United States (California) SB 261 (Climate-Related Financial Risk) California Department of Finance (or designated) Administrative penalties for failure to file or inadequate reports Public listing of non-compliant entities; remediation directives Biennial risk disclosure aligned to TCFD/ISSB concepts.
United States (Washington) Climate Commitment Act WA Department of Ecology Penalties for reporting/verification failures under cap-and-invest Compliance actions within allowance program Programmatic reporting tied to covered emissions.
United States (New York) CLCPA & DEC regulations NY Department of Environmental Conservation Sector-specific penalties for regulated entities Compliance orders; corrective plans Timelines vary by sector/program.
Notes: Penalty ranges and enforcement tools differ by regulator and statute; always check current guidance and implementing rules for precise amounts and procedures.

Penalties vary by jurisdiction but can include:

Financial fines

For example, under CSRD, national regulators may impose significant monetary penalties for missed or inaccurate filings.

Regulatory enforcement

Suspension of trading or corporate registration may be final rule, in extreme cases.

Reputational damage

Publicly disclosed compliance failures can affect investor and customer confidence.

Procurement exclusion

Non-compliant suppliers risk losing major contracts with ESG-conscious buyers.

Examples:

  • EU: Potential administrative sanctions and fines determined by member states (e.g., France’s penalties can reach hundreds of thousands of euros).
  • Australia: Breaches may be treated under corporate law, with penalties including director liability.
💡 See a roundup of ESG reporting timelines and deadlines for various frameworks.

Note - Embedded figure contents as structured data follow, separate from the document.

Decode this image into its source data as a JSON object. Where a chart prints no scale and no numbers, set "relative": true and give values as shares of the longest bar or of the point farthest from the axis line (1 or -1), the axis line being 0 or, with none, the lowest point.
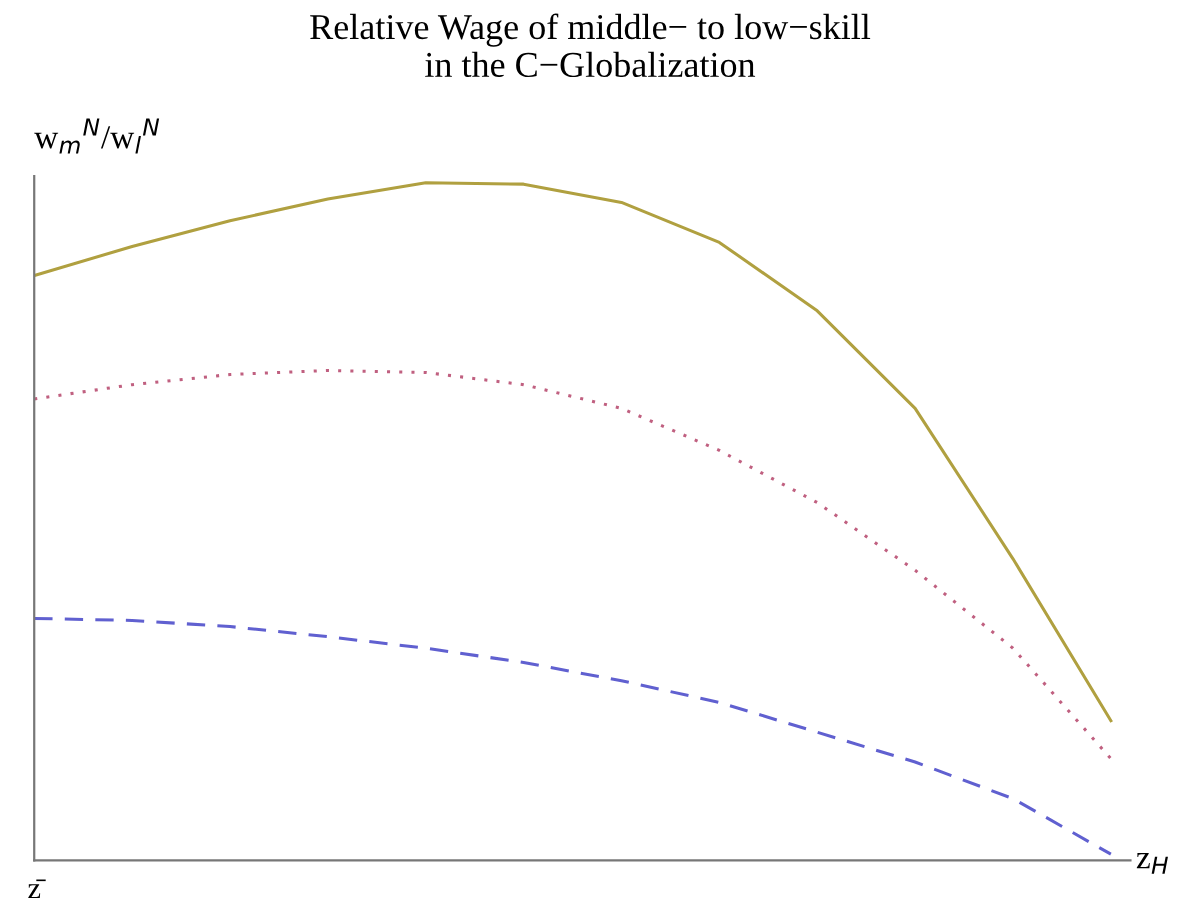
{
  "chart_data": {
    "type": "line",
    "title": "Relative Wage of middle− to low−skill\nin the C−Globalization",
    "xlabel": "z$_{H}$",
    "ylabel": "w$_{m}$$^{N}$/w$_{l}$$^{N}$",
    "relative": true,
    "annotations": [
      "z̄"
    ],
    "categories": [
      null,
      null,
      null,
      null,
      null,
      null,
      null,
      null,
      null,
      null,
      null,
      null
    ],
    "series": [
      {
        "color": "#b0a040",
        "line_style": "solid",
        "values": [
          0.863,
          0.906,
          0.944,
          0.976,
          1.0,
          0.998,
          0.971,
          0.912,
          0.811,
          0.667,
          0.445,
          0.206
        ]
      },
      {
        "color": "#c06080",
        "line_style": "dotted",
        "values": [
          0.681,
          0.702,
          0.717,
          0.723,
          0.72,
          0.702,
          0.667,
          0.605,
          0.528,
          0.428,
          0.313,
          0.15
        ]
      },
      {
        "color": "#6060d0",
        "line_style": "dashed",
        "values": [
          0.357,
          0.354,
          0.345,
          0.33,
          0.313,
          0.292,
          0.265,
          0.233,
          0.189,
          0.145,
          0.091,
          0.009
        ]
      }
    ]
  }
}
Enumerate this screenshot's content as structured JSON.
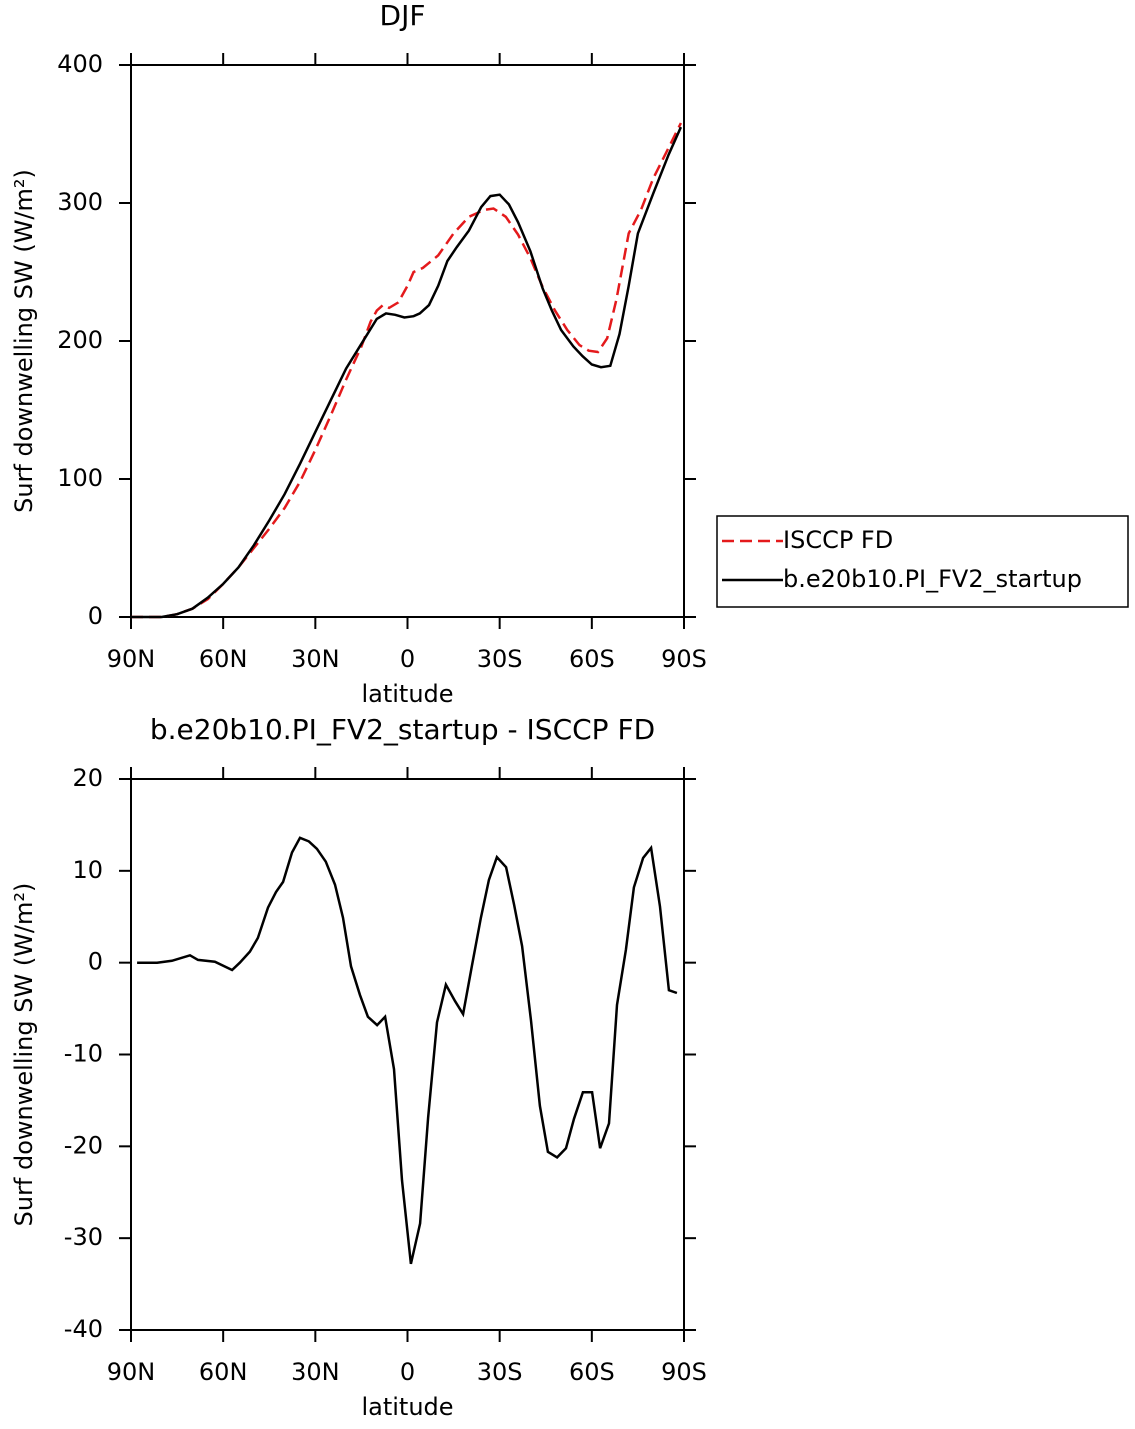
{
  "chart_data": [
    {
      "type": "line",
      "title": "DJF",
      "xlabel": "latitude",
      "ylabel": "Surf downwelling SW (W/m²)",
      "xlim": [
        90,
        -90
      ],
      "xticks": [
        {
          "value": 90,
          "label": "90N"
        },
        {
          "value": 60,
          "label": "60N"
        },
        {
          "value": 30,
          "label": "30N"
        },
        0,
        {
          "value": -30,
          "label": "30S"
        },
        {
          "value": -60,
          "label": "60S"
        },
        {
          "value": -90,
          "label": "90S"
        }
      ],
      "ylim": [
        0,
        400
      ],
      "yticks": [
        0,
        100,
        200,
        300,
        400
      ],
      "legend": "right",
      "series": [
        {
          "name": "ISCCP FD",
          "color": "#e41a1c",
          "linestyle": "dashed",
          "x": [
            90,
            85,
            80,
            75,
            70,
            65,
            60,
            55,
            50,
            45,
            40,
            35,
            30,
            25,
            20,
            15,
            12,
            10,
            8,
            6,
            3,
            0,
            -2,
            -5,
            -10,
            -15,
            -20,
            -25,
            -28,
            -32,
            -36,
            -40,
            -44,
            -48,
            -52,
            -56,
            -59,
            -62,
            -65,
            -68,
            -72,
            -76,
            -80,
            -85,
            -89
          ],
          "values": [
            0,
            0,
            0,
            2,
            6,
            13,
            24,
            36,
            50,
            64,
            79,
            98,
            121,
            146,
            172,
            196,
            214,
            222,
            226,
            224,
            228,
            240,
            250,
            253,
            262,
            278,
            290,
            295,
            296,
            290,
            277,
            260,
            239,
            222,
            208,
            197,
            193,
            192,
            202,
            230,
            278,
            295,
            318,
            340,
            358
          ]
        },
        {
          "name": "b.e20b10.PI_FV2_startup",
          "color": "#000000",
          "linestyle": "solid",
          "x": [
            90,
            85,
            80,
            75,
            70,
            65,
            60,
            55,
            50,
            45,
            40,
            35,
            30,
            25,
            20,
            15,
            10,
            7,
            4,
            1,
            -2,
            -4,
            -7,
            -10,
            -13,
            -16,
            -20,
            -24,
            -27,
            -30,
            -33,
            -36,
            -40,
            -44,
            -47,
            -50,
            -54,
            -57,
            -60,
            -63,
            -66,
            -69,
            -72,
            -75,
            -80,
            -85,
            -89
          ],
          "values": [
            0,
            0,
            0,
            2,
            6,
            14,
            24,
            36,
            52,
            70,
            89,
            111,
            134,
            157,
            180,
            198,
            216,
            220,
            219,
            217,
            218,
            220,
            226,
            240,
            258,
            268,
            280,
            297,
            305,
            306,
            299,
            286,
            265,
            238,
            222,
            208,
            196,
            189,
            183,
            181,
            182,
            205,
            240,
            278,
            307,
            335,
            355
          ]
        }
      ]
    },
    {
      "type": "line",
      "title": "b.e20b10.PI_FV2_startup - ISCCP FD",
      "xlabel": "latitude",
      "ylabel": "Surf downwelling SW (W/m²)",
      "xlim": [
        90,
        -90
      ],
      "xticks": [
        {
          "value": 90,
          "label": "90N"
        },
        {
          "value": 60,
          "label": "60N"
        },
        {
          "value": 30,
          "label": "30N"
        },
        0,
        {
          "value": -30,
          "label": "30S"
        },
        {
          "value": -60,
          "label": "60S"
        },
        {
          "value": -90,
          "label": "90S"
        }
      ],
      "ylim": [
        -40,
        20
      ],
      "yticks": [
        -40,
        -30,
        -20,
        -10,
        0,
        10,
        20
      ],
      "series": [
        {
          "color": "#000000",
          "linestyle": "solid",
          "x": [
            88.0,
            81.5,
            76.7,
            70.8,
            68.2,
            62.7,
            57.1,
            54.6,
            51.3,
            48.7,
            45.4,
            42.8,
            40.5,
            37.6,
            35.0,
            32.1,
            29.5,
            26.6,
            23.6,
            21.0,
            18.4,
            15.5,
            12.9,
            9.9,
            7.3,
            4.4,
            1.8,
            -1.1,
            -4.1,
            -6.7,
            -9.6,
            -12.5,
            -15.5,
            -18.1,
            -21.0,
            -23.9,
            -26.5,
            -29.1,
            -32.1,
            -34.7,
            -37.3,
            -40.2,
            -43.1,
            -45.7,
            -48.7,
            -51.6,
            -54.2,
            -57.1,
            -60.1,
            -62.7,
            -65.6,
            -68.2,
            -71.1,
            -73.7,
            -76.7,
            -79.3,
            -82.2,
            -85.1,
            -87.7
          ],
          "values": [
            0,
            0,
            0.2,
            0.8,
            0.3,
            0.1,
            -0.8,
            0,
            1.2,
            2.7,
            6,
            7.7,
            8.8,
            12,
            13.6,
            13.2,
            12.4,
            11,
            8.5,
            4.9,
            -0.4,
            -3.5,
            -5.9,
            -6.8,
            -5.9,
            -11.6,
            -23.7,
            -32.8,
            -28.4,
            -16.9,
            -6.5,
            -2.4,
            -4.2,
            -5.6,
            -0.3,
            4.9,
            9,
            11.5,
            10.4,
            6.3,
            1.8,
            -6.3,
            -15.6,
            -20.6,
            -21.2,
            -20.2,
            -17,
            -14.1,
            -14.1,
            -20.2,
            -17.5,
            -4.6,
            1.4,
            8.2,
            11.4,
            12.5,
            6.1,
            -3,
            -3.3
          ]
        }
      ]
    }
  ]
}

Legally required ESG disclosure data for enterprises

While the specifics vary, the following categories of ESG issues are commonly mandated across jurisdictions in 2025:

Environmental

  • GHG emissions: Scope 1 and 2 required almost everywhere; Scope 3 increasingly mandated (EU, Australia).
  • Energy consumption and intensity metrics
  • Water use and waste management
  • Climate risk assessments and scenario analysis

Social

  • Workforce composition and diversity metrics
  • Labor practices, health, and safety
  • Human rights due diligence (mandatory under CSRD)
  • Community impact initiatives

Governance

  • Board and executive oversight of ESG
  • Anti-corruption measures
  • ESG-linked executive remuneration
  • Internal controls for ESG data quality

Harmonizing compliance across frameworks

For enterprises operating in multiple jurisdictions, the challenge is data interoperability. Leading sustainability teams are building central ESG data hubs and using framework crosswalks to map requirements (CSRD ↔ ISSB ↔ GRI, for example).

They’re also engaging with assurance providers early and automating data collection from enterprise systems using purpose-built sustainability software.

FAQ: ESG Reporting Obligations

Q: Is ESG reporting mandatory everywhere?
A: No, but major economies now have some form of mandatory ESG or climate disclosure for large companies.

Q: Can voluntary reporting satisfy mandatory requirements?
A: Only if it aligns with the relevant framework and assurance rules.

Q: What’s the biggest challenge in compliance?
A: Coordinating consistent, high-quality data across multiple regions and teams.

Q: Do all large companies have to publish ESG reports in 2025?
A: No. But in major markets like the EU, UK, Canada, and parts of the US (California, New York), large companies must comply with mandatory ESG disclosure laws.

Q: What happens if my company doesn’t comply with ESG regulations?
A: You could face financial penalties, lose contracts, or suffer reputational damage.

Q: Which ESG metrics are most often mandatory?
A: Commonly required metrics include GHG emissions (Scope 1, 2, and sometimes 3), climate risks, diversity data, and governance practices.

Q: Can one ESG report satisfy multiple regulations?
A: Yes, if it aligns with all relevant frameworks (e.g., CSRD, ISSB, GRI) and meets assurance requirements.